Several generations of municipal employees concluded, at various times, that they needed, and were entitled to, a pay raise. They counted on the city's power of taxation as a ready source of additional revenue. Threatening to strike, the employees' unions could drive a hard bargain. But the municipality countered it could not afford more pay, there was no additional money, and it would be political suicide to raise taxes to support workers' demands.

Both unions and the city found more comfortable negotiating turf moving the debate from cash now to benefits later: retirement and healthcare packages could enhance the workers’ ability to live with dignity, having their needs cared for in retirement.

During the 1950s-1980s, defined benefit pension plans were popular because at the time of retirement each employee would receive a specific amount of money each year for the rest of his or her life. The benefit was therefore “defined,” and the employee contribution was a percentage of each paycheck, during working years. City employees liked having everything cast in concrete. Supposedly.

The City of Detroit carried two continuing responsibilities. The city was obligated to pay a certain amount to the pension fund each year. This is called the “annual required contribution” (ARC). The city was also to manage pension fund assets, seeing they were prudently invested, so when the time came, the money would be there to pay retirees what their contract specified.
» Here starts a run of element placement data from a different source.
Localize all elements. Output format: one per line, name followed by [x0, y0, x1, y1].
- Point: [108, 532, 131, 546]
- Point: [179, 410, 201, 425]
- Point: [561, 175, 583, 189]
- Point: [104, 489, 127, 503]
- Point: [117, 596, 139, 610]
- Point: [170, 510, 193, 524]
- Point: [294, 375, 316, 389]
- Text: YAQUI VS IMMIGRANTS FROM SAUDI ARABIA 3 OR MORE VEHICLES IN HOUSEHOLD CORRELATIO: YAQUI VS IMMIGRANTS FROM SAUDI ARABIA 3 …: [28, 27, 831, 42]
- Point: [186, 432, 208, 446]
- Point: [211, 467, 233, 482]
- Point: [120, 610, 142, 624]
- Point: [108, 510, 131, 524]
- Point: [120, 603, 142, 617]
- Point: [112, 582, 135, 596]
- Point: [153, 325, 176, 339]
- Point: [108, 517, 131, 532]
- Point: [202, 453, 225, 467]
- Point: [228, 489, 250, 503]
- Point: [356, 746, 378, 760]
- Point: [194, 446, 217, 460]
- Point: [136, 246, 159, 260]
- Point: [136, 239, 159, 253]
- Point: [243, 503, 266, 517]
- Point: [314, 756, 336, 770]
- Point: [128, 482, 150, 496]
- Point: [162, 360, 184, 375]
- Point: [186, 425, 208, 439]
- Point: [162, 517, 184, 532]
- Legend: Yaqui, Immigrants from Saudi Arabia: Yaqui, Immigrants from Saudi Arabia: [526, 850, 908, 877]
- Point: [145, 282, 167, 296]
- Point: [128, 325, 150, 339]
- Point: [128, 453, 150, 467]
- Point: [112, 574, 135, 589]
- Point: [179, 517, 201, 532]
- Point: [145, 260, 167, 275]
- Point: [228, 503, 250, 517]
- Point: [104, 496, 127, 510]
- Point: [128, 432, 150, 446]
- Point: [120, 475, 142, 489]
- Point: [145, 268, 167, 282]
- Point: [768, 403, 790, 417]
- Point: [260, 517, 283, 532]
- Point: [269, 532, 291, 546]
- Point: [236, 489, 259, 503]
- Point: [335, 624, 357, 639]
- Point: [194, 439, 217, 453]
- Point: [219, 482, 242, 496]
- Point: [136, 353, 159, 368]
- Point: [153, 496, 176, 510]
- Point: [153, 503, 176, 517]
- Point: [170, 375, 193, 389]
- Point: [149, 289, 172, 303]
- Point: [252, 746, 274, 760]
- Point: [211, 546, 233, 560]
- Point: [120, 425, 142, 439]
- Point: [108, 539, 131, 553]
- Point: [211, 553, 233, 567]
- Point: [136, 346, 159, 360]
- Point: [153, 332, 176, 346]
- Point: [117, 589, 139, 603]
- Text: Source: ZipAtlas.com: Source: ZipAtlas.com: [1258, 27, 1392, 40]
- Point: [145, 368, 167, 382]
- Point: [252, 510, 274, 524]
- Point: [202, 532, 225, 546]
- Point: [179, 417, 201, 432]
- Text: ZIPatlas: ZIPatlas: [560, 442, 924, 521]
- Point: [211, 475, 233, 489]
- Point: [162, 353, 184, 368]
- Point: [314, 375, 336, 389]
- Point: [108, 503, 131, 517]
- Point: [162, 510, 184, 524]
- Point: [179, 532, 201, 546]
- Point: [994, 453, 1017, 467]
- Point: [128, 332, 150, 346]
City employees were satisfied: they received a little more pay, and a lot of future benefit, as it was said, “at the city’s expense.” Good victory for the union, right?

But two problems arose. First, no city administration lasts forever. Through successive generations of elected city officials, when money got tight, the ARCs weren’t fully paid, and there was no stomach for raising revenues from a diminishing and ever-poorer taxpaying public. Second, there were inconsistencies in managing pension fund assets.

Now we have a bankrupt City of Detroit facing a mountain of “unfunded pension liability” – there is not enough money to pay retirees what the city owes them. Those city employees are about to have their retirement benefits mercilessly, and unconstitutionally, whacked by the bankruptcy court. Thousands of former city employees will suffer deplorably reduced retirement benefits.

The lesson here is not that the unions were wrong to strike and bargain for pay raises and benefits, or that defined benefit plans should be scrapped. It's that the city employees rested comfortably in the belief that their contracts and Michigan’s State Constitution would protect them, while city officials failed to fulfill their responsibility as specified in contracts signed with the unions.

What’s more, when we put our future in the hands of capital, the unknown contains the seeds of deceit and mismanagement. Perhaps, if the unions had mounted repeated campaigns of direct action, better results might have been realized. But whereas our laws protect contracts between and among business interests, agreements with employees are easily broken. Nowhere is this more plainly seen than in the decisions of the governor, the emergency manager and the bankruptcy court judge. Economic justice has now been strangled by our privileged elites.